School waited for more than 50 years for safer access to clean water
Gone are the days when Jory would go through a dangerous path to get clean drinking water.
“It’s closer to home and to the school,” he smiles.
A year ago, he and his family would still hike down the spring to get water. It takes at least 15-30-minute walk going to the water source. When it rains, children have to endure a slippery hike. When at school, he and his classmates do the same thing. Each child would have to carry a galon so toilets have enough water.
“But it is not always enough. This forces a lot of our students to defecate and/or urinate anywhere. Girls tend to hold their urines. Either of these two is not healthy for them,” says school principalDioleInsag.
In 2016, the education department reported that out of the 46,739 schools nationwide, 3,628 elementary and secondary schools are without a regular source of water, while more than 8,000 rely on rainwater catchment. It then issued Order No. 10, s. 2016 – Policy and Guidelines for the Comprehensive Water, Sanitation and Hygiene in Schools Program (WiNS), in the premise that “quality education requires a healthy and enabling environment”. Among the key components of the program include the availability of safe drinking water on a daily basis, safe water for cleaning in school and adequate, clean, and functional toilets.
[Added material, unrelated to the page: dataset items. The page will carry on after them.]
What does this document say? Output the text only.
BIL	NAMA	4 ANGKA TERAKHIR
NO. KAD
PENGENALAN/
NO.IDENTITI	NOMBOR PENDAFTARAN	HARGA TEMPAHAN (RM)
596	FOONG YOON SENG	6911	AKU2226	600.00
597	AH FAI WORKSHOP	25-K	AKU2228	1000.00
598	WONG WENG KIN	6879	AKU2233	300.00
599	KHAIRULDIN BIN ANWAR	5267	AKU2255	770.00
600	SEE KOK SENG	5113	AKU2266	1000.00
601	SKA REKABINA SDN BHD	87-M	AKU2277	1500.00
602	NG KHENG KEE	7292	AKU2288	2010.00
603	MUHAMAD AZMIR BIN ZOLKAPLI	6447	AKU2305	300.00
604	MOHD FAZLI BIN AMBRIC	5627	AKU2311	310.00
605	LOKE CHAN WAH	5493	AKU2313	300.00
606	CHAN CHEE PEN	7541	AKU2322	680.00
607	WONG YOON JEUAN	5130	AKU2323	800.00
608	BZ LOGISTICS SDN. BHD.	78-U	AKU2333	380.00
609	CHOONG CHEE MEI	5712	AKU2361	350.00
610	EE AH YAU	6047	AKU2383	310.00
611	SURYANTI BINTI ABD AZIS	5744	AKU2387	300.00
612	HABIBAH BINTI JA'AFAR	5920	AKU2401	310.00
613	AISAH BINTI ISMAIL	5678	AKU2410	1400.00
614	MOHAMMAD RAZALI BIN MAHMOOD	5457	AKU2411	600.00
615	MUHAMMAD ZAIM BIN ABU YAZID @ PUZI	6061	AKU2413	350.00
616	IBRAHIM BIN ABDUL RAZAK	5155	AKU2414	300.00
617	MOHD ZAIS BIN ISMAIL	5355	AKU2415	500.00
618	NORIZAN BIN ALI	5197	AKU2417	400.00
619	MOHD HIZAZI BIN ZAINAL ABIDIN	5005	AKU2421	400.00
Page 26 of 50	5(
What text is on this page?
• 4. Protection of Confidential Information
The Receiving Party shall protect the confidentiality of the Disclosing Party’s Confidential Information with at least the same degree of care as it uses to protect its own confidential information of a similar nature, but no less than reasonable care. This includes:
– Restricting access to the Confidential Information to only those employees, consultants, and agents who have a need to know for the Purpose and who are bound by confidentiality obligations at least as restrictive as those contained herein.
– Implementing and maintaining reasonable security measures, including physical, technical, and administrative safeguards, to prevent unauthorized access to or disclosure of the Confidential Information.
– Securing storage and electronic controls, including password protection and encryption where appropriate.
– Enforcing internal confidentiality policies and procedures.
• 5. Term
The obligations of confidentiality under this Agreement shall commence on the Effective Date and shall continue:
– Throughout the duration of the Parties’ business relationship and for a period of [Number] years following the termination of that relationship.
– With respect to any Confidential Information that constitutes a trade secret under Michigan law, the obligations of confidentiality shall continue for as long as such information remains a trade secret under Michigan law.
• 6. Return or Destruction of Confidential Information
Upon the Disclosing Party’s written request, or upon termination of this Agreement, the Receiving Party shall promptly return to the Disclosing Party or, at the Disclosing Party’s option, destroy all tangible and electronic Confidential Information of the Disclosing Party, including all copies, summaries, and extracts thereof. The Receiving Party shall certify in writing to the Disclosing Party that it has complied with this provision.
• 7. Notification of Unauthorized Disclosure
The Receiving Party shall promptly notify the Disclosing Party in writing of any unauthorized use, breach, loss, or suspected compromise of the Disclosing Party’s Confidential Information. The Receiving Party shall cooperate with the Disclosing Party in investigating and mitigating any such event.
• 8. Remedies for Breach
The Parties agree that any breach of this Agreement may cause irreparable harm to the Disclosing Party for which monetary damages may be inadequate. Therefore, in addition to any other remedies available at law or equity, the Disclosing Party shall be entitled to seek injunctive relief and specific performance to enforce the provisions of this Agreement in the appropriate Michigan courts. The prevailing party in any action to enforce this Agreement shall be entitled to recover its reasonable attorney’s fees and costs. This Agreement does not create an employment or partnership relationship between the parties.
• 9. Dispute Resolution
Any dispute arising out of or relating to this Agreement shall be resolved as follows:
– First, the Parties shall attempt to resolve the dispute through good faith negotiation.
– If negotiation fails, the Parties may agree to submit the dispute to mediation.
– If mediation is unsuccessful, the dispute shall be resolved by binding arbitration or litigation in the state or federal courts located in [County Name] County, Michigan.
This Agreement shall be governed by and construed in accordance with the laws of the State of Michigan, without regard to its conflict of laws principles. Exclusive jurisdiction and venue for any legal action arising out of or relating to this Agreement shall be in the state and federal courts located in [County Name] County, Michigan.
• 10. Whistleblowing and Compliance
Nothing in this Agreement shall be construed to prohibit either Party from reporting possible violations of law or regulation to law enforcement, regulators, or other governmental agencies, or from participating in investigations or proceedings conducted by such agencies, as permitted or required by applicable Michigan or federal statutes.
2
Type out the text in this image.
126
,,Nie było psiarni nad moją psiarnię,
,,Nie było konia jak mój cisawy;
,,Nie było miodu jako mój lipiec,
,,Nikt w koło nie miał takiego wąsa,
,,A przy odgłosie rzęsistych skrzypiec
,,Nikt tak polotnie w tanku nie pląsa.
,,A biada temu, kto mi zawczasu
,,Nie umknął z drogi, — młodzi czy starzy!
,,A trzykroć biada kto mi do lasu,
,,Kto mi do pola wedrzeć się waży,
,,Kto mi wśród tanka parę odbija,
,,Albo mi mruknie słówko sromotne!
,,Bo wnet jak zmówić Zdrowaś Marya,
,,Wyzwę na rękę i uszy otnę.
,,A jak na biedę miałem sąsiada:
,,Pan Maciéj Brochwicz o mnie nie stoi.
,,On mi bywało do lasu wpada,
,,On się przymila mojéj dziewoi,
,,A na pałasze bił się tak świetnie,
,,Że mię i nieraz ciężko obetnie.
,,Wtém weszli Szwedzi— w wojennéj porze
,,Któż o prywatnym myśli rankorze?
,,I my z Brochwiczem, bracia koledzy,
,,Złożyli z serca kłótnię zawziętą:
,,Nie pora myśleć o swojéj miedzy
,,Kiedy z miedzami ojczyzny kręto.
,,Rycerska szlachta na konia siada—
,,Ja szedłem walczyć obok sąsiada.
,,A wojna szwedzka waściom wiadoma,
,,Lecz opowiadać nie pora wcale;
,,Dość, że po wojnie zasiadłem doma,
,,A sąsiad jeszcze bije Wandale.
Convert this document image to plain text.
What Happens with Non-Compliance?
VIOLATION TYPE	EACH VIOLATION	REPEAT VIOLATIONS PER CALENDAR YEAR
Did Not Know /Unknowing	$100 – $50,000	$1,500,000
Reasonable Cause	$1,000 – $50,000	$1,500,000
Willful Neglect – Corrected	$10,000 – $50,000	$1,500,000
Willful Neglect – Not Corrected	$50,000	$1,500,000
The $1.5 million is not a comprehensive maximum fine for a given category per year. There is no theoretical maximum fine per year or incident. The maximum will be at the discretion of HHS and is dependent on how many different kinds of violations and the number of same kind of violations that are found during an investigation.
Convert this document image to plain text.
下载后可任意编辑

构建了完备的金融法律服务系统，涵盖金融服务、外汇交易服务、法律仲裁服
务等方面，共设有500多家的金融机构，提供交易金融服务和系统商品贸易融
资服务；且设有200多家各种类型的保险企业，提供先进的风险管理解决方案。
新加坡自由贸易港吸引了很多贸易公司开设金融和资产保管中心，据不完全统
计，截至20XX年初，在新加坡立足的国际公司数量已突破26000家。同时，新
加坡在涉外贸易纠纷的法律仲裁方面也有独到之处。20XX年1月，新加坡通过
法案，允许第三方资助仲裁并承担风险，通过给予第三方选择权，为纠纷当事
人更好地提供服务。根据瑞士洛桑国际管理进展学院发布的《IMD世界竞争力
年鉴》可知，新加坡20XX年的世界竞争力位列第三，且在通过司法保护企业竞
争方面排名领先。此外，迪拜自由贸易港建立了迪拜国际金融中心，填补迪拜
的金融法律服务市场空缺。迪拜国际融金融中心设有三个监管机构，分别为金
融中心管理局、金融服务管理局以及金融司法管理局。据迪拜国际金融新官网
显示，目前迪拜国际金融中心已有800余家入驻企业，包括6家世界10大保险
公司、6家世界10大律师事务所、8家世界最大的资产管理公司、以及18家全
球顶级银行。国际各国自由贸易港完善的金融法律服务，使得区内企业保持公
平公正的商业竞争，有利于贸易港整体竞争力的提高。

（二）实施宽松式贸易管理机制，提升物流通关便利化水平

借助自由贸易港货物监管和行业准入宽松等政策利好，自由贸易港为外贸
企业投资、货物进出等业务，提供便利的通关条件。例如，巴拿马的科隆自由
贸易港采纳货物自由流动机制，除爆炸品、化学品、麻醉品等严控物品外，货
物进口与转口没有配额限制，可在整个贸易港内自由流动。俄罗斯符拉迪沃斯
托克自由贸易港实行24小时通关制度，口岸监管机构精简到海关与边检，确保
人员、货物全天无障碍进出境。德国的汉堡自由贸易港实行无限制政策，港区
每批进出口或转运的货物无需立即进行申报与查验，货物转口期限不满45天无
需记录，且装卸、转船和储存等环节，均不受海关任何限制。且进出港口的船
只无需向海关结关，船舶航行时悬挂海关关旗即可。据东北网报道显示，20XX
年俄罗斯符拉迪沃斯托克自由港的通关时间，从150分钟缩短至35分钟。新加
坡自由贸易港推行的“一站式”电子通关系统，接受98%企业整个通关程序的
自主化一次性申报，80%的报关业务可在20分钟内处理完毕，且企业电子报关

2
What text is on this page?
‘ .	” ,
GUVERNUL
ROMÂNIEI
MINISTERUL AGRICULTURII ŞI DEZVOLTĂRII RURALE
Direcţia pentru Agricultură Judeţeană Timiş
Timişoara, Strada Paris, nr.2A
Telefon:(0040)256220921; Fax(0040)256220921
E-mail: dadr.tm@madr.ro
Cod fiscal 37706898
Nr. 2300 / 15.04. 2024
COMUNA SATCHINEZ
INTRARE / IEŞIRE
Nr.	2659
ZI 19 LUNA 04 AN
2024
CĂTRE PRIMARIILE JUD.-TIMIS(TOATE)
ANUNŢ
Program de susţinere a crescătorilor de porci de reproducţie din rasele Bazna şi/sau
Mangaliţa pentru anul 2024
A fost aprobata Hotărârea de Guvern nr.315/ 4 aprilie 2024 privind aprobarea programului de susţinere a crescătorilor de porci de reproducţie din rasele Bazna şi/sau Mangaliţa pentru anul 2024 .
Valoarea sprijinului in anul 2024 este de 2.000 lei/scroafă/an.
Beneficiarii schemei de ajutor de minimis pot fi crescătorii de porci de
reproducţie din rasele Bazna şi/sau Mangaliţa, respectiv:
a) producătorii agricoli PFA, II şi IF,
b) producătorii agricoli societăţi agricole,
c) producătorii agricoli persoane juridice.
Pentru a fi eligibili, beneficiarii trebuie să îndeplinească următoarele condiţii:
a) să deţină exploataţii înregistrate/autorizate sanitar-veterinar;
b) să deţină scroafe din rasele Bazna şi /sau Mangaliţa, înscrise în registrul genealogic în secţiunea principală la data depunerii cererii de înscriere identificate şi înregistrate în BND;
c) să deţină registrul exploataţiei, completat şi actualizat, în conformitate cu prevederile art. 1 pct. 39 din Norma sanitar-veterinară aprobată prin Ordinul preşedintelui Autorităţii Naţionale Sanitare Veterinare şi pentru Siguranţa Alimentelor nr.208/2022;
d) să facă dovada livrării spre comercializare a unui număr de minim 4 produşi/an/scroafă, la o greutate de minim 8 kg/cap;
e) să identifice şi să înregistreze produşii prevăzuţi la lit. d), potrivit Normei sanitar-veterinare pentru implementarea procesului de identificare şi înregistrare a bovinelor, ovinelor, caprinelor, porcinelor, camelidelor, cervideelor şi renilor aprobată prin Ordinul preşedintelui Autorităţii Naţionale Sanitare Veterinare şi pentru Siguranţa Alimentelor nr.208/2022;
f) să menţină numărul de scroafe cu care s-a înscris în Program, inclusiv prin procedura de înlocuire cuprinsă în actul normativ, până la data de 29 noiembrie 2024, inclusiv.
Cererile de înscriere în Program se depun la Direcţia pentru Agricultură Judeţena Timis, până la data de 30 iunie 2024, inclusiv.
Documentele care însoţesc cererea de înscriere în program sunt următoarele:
While such initiative resulted into different milestones, there still seemed to be a gap.Budget still hampers schools from providing learners with easy access to clean water.
In partnership with the local government of Siayan in Zamboanga del Norte, the school and the community, World Vision helped address the concern. Water pipes were installed to allow the flow of water from the source to the school. A water tank was also purchased and a hand water pump was installed in case there is no water from the faucet or if there is no electricity.
“Lack of access to clean water, whether in school or at home, exposes a child to an unclean environment. He or she cannot practice proper hygiene. It also puts children at risk of water-borne diseases such as diarrhea,” says World Vision’s Programme Manager Manuel Lim.
With the success that resulted from the coming together of different stakeholders to meet the need of Jory and other students in Siayan, Lim also emphasized the importance of strengthened partnerships in order to protect children and create an enabling environment for them.
‘I waited for 50 years’
The access to water not only delights Jory and his classmates.
Judith, the chieftain of the village shares, “I also studied in this school. For the longest time, we have been hoping for a safer way to access clean water. I am now 50 years old so that’s how long I have been waiting. I am grateful that the younger generation won’t have to endure for as long as we did,” she smiles, promising that the whole community, even the children, will take care of the facilities given to them.
Today, instead of fetching water from the spring during break time, Jory is able to play with his friends.